The name was from his fairy book, and to his mind fitted exactly this fragile and well-behaved and reserved Miss who he thought was the most beautiful thing he had ever seen. It fitted her more surely yet when he came to know her when she was fourteen and just returned, Rollo also having come to the Manor, for her first holidays from the highly exclusive school to which she was sent.

By then the friendship between Lady Burdon and Mrs. Espart had grown to closest intimacy. They met, and Dora and Rollo met, intimately in London; and Abbey Royal was rarely closed when Burdon Old Manor was opened. Mrs. Espart had suffered to lapse that attitude towards the little post office boy which Lady Burdon had termed "ridiculous." She never liked, and certainly never encouraged, Percival, but she accepted him as undetachable from Rollo, whom by now she encouraged greatly in friendship with Dora, and it was thus that Dora at rare intervals contributed to these days of the happy, happy time.

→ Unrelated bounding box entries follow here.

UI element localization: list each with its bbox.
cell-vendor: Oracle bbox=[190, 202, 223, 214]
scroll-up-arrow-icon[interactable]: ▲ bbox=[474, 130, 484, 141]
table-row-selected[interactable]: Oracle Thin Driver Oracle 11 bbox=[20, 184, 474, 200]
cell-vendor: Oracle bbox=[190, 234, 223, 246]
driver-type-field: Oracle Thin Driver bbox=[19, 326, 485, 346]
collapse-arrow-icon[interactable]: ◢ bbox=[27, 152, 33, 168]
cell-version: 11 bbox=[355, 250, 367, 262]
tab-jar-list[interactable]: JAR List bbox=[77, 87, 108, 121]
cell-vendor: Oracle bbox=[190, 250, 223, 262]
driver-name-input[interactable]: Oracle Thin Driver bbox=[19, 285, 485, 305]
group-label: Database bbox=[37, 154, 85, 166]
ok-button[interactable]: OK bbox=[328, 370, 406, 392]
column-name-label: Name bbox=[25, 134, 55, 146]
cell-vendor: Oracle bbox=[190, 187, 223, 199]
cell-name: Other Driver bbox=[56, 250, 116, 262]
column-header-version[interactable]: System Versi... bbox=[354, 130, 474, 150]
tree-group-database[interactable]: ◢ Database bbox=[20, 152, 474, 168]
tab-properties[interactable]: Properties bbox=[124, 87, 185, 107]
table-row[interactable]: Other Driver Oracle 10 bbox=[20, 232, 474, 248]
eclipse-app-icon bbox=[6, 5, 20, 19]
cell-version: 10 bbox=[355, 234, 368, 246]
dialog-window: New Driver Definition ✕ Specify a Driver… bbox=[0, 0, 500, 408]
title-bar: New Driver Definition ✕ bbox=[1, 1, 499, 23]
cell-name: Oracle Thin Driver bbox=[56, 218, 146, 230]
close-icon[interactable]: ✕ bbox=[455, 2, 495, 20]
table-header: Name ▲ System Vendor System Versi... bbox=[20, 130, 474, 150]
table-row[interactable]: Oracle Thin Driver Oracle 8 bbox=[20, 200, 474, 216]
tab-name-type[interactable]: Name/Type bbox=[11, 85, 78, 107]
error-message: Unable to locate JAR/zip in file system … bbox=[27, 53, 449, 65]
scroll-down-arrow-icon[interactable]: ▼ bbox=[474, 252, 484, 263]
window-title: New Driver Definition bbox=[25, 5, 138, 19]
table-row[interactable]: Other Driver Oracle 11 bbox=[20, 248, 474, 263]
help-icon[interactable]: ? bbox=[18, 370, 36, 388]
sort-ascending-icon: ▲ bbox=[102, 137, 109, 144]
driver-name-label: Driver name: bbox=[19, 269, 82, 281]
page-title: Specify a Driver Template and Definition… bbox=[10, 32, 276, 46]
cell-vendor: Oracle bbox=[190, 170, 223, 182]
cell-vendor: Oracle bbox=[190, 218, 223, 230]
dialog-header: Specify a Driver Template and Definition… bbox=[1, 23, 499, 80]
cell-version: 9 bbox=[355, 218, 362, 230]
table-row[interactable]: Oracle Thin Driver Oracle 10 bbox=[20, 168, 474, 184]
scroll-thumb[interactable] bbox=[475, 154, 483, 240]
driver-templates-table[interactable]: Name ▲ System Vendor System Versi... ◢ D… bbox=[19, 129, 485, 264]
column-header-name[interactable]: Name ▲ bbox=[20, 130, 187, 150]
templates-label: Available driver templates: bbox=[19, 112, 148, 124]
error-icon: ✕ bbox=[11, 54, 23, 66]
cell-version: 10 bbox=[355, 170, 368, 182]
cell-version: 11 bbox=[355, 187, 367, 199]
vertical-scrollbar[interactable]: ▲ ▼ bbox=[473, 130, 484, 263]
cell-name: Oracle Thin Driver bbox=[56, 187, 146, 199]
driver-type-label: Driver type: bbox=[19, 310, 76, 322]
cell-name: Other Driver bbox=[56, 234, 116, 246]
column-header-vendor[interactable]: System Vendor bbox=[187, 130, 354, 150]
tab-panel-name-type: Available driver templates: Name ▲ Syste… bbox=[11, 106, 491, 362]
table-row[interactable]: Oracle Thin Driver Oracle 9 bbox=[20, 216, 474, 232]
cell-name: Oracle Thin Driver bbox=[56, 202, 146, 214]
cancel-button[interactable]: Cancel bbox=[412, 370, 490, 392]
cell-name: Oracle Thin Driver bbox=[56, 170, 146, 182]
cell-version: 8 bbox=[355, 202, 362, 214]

At fourteen she was actively advanced in her first term at the exclusive school by the machine that was shaping her. Strikingly now she promised, as always she had hinted, what should be hers when full maidenhood was hers. The singular fairness of her complexion was the grace that first struck the observer; and with it was to be noticed immediately the curious shade on either cheek that flushed to a warm redness when she was animated, and, flushing sharply within its limitations, sharply threw into relief the transparent fairness of her skin. Her head, small and most shapely, was poised with the light and perfect balance of a flower on its stem. Her features were small, proportioned as a sculptor would chisel the classic face—having the straight nose, the delicate nostrils, and the short upper lip of high beauty. Her eyes were well-opened, strangely dark for her fair colouring, well-lit, with the light and shade and softness of dew on a dark pansy when the sun first challenges the flowers at daybreak. Her abundant hair, soberly dressed in a soft plait that reached her waist, was of a dull gold that in some lights went to burnished brass. She was poised upon her feet with the flower-grace of her head upon her throat. She was of such a quality and an air that you might believe the very winds would divide to give her passage, afraid to touch and haply soil so rare a thing.

Percival in these days went beyond even his first wonder at her. He had never believed there could be such a beautiful thing, and at their meetings he was very shy—regarding her with an admiration that was very apparent in his manner. He, certainly, if not the winds, had in her presence a feeling of necessity to be gentle with so rare and strange a thing. He could class her nowhere except with Snow-White-and-Rose-Red; and to him that was her meetest class—belonging to a different race and to be indulged as an honoured guest should be; permitted to have caprices; expected to be strange.

She came occasionally to tea at the Old Manor. The boys would take her then for a walk in the grounds—sometimes further afield. Percival, never free from the wonder she caused in him, always had much concern for her on these occasions. He constantly inquired if they were not going too far for her; he would always propose they should turn back if they came to a muddy lane. It happened once that a lane desperate in mud could not be avoided. He showed her the drier path against the hedge, but this was so narrow as to require some balancing to keep it.

"You must hold my hand," he said.

To shake hands with her had always been a matter of some diffidence. Now he was to support her while she picked her way. He took her little gloved hand in his. It lay warmly within his grasp; and concerned lest he should hurt so delicate a thing, he let it rest in his palm, passing his fingers about her wrist where there was bone to feel.

"Tell me if I hurt you," he said. "I'm trying not to—and not to splash"—and he trod carefully, above his boot soles in the mire.

She told him: "You're not, thank you. These lanes are wretched. I hate them."

Much of her weight was on him. There was a perfume about her person, and it came to him pleasantly: he had never walked so close to her before. The soft plait of her hair was about her further shoulder, hanging down her breast. With her free hand she held her skirt raised and closely against her legs for fear of brambles in the hedge. Percival looked at her daintily-shod feet, picking their way, and he gave a funny little laugh.